February 25, 2008

franz

OK, yes, so I am sitting at an internet cafe, blogging about Franz Joseph and the like, and I decided to make it into multiple posts. I fear people will get bored if I have things in one big post, or that I won't be able to fully remember everything if I put it all into one? I don't know. My days need to all be separate posts, apparently.

But we are still in Franz,
until tomorrow when we take a long bus ride south to Queenstown, where you can to everything stupid and adrenaline-y ever. But for now, we were not feeling adrenaline-y, or rich, so we did not do any of the heli-skydive-trekking-packages that are everywhere in this town. Instead, Susan and I decided to get to the glacier on our own steam, so we walked all the way there from town. It made for a tiring morning, but how often can you say that you woke up, talked out the door, and walked over to a glacier? Cause we did.
Franz is dirtier than the glaciers in Patagonia, and the body of water it ends in is much, much smaller, so the terminal face is not nearly as much of a sheer drop as the others were. The river it ends in is deceptive, though, apparently - it's small, but it is very unpredictable, so lately one of the paths that gets closest to it is closed because of falling ice and flooding, and there is another path that has been reclaimed by the river on the other side. Apparently, the river will just change course and take over things without warning.

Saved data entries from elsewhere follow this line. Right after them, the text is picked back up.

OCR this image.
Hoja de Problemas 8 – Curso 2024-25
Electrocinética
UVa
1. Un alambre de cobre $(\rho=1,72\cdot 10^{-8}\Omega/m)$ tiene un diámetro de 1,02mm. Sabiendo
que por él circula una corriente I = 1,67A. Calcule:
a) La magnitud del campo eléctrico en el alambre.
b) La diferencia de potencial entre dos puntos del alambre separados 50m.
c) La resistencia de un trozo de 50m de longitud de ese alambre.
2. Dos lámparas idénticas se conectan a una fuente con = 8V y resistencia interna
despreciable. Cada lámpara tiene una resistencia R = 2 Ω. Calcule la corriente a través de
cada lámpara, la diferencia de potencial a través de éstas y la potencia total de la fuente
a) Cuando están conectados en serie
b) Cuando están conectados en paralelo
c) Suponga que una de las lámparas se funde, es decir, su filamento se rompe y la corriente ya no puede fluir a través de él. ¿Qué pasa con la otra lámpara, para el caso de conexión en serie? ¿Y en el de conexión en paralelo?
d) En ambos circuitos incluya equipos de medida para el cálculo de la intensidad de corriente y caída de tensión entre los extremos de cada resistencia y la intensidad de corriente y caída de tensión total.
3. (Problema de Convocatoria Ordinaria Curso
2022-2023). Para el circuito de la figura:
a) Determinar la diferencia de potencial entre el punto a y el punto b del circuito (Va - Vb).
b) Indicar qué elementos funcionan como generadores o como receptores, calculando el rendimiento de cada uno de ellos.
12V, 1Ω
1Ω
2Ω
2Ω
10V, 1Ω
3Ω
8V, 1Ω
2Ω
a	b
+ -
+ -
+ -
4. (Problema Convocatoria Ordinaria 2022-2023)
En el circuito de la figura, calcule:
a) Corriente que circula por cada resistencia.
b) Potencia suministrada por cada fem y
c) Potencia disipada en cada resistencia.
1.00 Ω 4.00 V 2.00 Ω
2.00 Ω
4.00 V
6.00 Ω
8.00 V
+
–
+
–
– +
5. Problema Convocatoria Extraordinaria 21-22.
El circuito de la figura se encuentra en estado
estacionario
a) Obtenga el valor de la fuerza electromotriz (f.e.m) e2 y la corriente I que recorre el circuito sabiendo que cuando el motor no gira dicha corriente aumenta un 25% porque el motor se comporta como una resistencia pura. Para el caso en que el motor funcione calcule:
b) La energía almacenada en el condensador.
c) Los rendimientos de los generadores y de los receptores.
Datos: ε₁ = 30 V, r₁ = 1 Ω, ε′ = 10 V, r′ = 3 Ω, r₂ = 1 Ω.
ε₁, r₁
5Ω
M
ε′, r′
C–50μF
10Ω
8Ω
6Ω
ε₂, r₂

We said pish posh, though, and crossed the little stream to get to the path anyway, and got pretty close to the face. I have seen a couple now, but glaciers are no less breathtaking at this point; they really are extraordinary. And we were never menaced by the river, but it was awesome to walk right up under the waterfalls pouring from the mountains, see that the big boulders in the river were, in fact, blocks of ice off the glacier, and see all the places where the river has gone at one point or another.
We even went for another easy stroll at the end, because it was supposed to lead to some good views. It did:

The hikes were easy enough, they just meant for about 7 miles of walking before lunch, so we are beat. We are going to wander about town a little bit, and that my be it. Besides, it's time to repack (again) in time for tomorrow's departure. I like Franz, and it is certainly the most similar to my time in Patagonia, with both scenery and remoteness, but far easier. Not just the English, but the high-speed internet, the fully staffed i-site information centers, the easy, well-marked hikes.

(I even got to watch a bit of the Oscars last night. Really? Was No Country that good? I didn't even want to see it. Normally, I throw Oscar parties and organize betting pools, but being out of the country for the nominations, campaigning and now the awards, and I am terminally out of it; of the big 6 categories, I have seen...There Will Be Blood.)

So we are remote, but not too. And I still love New Zealand.

2 comments:

ruchi said...

Oh my god that's gorgeous.

Scully96 said...

As someone who cannot fall asleep during movies, may I say that No Country bored me to sleep? I didn't get it. And Michael Clayton, which I just saw last night? Is every other corrupt lawyer drama you can think of. Missed you during the Oscars, Anne.